Willkommen im 21. JahrhundertBuchrezension: „Realitätsschock“ von Sascha Lobo
26.9.2019 • Kultur – Text: Jan-Peter WulfSascha Lobo hat ein Buch geschrieben und es behandelt vom Klimawandel über KI und Gesundheit bis zum Rechtsruck ein breites Themenfeld. Was sie aus Sicht des Autoren eint: Sie alle sind anders als wir glauben, dass sie es sind. Weil wir gefühlt und analytisch immer noch im 20. Jahrhundert stecken – von den Spätgeborenen abgesehen. Jan-Peter Wulf hat das Buch gehört und stellt es vor.

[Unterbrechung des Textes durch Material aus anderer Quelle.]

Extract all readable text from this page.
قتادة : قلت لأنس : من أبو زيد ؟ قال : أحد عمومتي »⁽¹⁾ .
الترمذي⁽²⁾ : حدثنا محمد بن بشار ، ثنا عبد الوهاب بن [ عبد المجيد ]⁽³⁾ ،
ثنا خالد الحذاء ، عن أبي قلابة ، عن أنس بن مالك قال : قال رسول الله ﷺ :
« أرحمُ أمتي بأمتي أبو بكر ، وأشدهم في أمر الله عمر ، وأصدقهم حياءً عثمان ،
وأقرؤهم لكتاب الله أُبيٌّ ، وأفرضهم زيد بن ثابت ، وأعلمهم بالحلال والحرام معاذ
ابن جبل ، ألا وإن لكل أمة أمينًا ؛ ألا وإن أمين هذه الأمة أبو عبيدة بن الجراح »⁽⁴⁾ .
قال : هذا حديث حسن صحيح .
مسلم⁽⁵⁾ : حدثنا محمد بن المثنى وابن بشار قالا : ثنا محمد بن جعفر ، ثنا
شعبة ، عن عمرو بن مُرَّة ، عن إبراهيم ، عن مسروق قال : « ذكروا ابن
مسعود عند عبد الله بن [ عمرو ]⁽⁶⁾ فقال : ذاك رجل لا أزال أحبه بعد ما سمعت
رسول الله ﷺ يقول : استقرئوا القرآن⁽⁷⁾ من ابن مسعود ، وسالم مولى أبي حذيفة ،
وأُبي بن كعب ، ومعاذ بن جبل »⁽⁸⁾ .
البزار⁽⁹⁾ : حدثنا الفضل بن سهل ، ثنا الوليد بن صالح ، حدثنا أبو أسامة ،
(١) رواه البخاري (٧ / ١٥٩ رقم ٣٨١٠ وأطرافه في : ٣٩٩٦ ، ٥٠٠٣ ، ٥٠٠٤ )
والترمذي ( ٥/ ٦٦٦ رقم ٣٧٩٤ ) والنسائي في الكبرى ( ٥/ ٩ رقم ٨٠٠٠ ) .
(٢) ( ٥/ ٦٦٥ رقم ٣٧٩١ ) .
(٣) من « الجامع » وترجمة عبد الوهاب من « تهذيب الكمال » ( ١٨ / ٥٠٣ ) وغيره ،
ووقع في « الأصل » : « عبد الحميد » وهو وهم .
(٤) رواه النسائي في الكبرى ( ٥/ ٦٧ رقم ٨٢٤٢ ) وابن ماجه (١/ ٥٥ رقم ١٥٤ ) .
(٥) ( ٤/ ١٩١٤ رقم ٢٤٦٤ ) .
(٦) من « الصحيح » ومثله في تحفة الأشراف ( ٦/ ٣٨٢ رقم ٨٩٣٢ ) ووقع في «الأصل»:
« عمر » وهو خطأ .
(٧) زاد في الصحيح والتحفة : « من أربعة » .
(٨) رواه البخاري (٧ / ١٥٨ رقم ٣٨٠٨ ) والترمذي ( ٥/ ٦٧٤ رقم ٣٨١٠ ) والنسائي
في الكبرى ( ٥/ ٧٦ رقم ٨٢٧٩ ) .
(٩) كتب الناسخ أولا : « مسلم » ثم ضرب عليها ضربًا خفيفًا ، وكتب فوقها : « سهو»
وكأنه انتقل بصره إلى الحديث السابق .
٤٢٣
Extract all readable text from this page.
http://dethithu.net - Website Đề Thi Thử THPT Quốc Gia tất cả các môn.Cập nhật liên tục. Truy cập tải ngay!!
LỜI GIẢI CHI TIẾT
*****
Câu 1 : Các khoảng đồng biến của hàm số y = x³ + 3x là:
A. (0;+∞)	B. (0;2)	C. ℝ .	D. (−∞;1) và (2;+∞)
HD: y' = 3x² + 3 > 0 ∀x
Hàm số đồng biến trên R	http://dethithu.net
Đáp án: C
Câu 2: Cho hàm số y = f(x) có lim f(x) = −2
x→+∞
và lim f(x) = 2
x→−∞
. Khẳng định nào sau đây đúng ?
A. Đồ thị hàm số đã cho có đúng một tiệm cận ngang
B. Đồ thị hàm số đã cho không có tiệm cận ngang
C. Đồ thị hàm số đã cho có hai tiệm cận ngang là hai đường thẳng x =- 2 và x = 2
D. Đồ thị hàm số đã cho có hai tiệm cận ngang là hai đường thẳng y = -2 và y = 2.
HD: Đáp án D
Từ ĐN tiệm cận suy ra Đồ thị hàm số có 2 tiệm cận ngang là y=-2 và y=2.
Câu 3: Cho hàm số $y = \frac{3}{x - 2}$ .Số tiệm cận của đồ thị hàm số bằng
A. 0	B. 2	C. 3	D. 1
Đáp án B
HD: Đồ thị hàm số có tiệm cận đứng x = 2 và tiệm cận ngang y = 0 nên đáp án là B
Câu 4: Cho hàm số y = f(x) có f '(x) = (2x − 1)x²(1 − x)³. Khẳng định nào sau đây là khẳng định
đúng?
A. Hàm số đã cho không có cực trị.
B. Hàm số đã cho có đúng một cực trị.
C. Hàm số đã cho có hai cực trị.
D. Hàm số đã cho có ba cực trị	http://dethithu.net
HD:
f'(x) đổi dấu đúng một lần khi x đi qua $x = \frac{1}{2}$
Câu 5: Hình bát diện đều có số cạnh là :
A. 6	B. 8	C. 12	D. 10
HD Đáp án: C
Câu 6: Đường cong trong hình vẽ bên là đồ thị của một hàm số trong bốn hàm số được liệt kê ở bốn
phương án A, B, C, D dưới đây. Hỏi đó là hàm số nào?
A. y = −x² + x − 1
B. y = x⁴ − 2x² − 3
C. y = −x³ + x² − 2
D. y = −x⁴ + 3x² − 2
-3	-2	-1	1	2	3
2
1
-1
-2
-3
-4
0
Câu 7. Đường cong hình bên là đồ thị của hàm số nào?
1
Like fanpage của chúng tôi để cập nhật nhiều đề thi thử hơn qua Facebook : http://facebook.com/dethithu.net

Was ist ein Schock? Im allgemeinen, nichtmedizinischen Sinne ist es eine „durch außergewöhnlich belastendes Ereignis bei jemandem ausgelöste seelische Erschütterung [aufgrund deren die Person nicht mehr fähig ist, ihre Reaktionen zu kontrollieren]“, sagt das Google-Ergebnis.
In dem Sinne wäre ein „Realitätsschock“ ein Schock, der durch das Ereignis Realität ausgelöst wird, das über jemanden hereinbricht und seine Kontrolle versagen lässt. In der Psychoanalyse spricht man vom „Einbruch des Realen“, der dann passiert, wenn die durch Symbole und Repräsentationen konstruierte (Schein-)Welt in sich zusammen stürzt oder ganz einfach die Realität durchschimmert wie das Spiegelbild eines Kameramanns, der ungeplant im Bild auftaucht wie in schlecht produzierten Filmen oder in No Limit von 2 Unlimited.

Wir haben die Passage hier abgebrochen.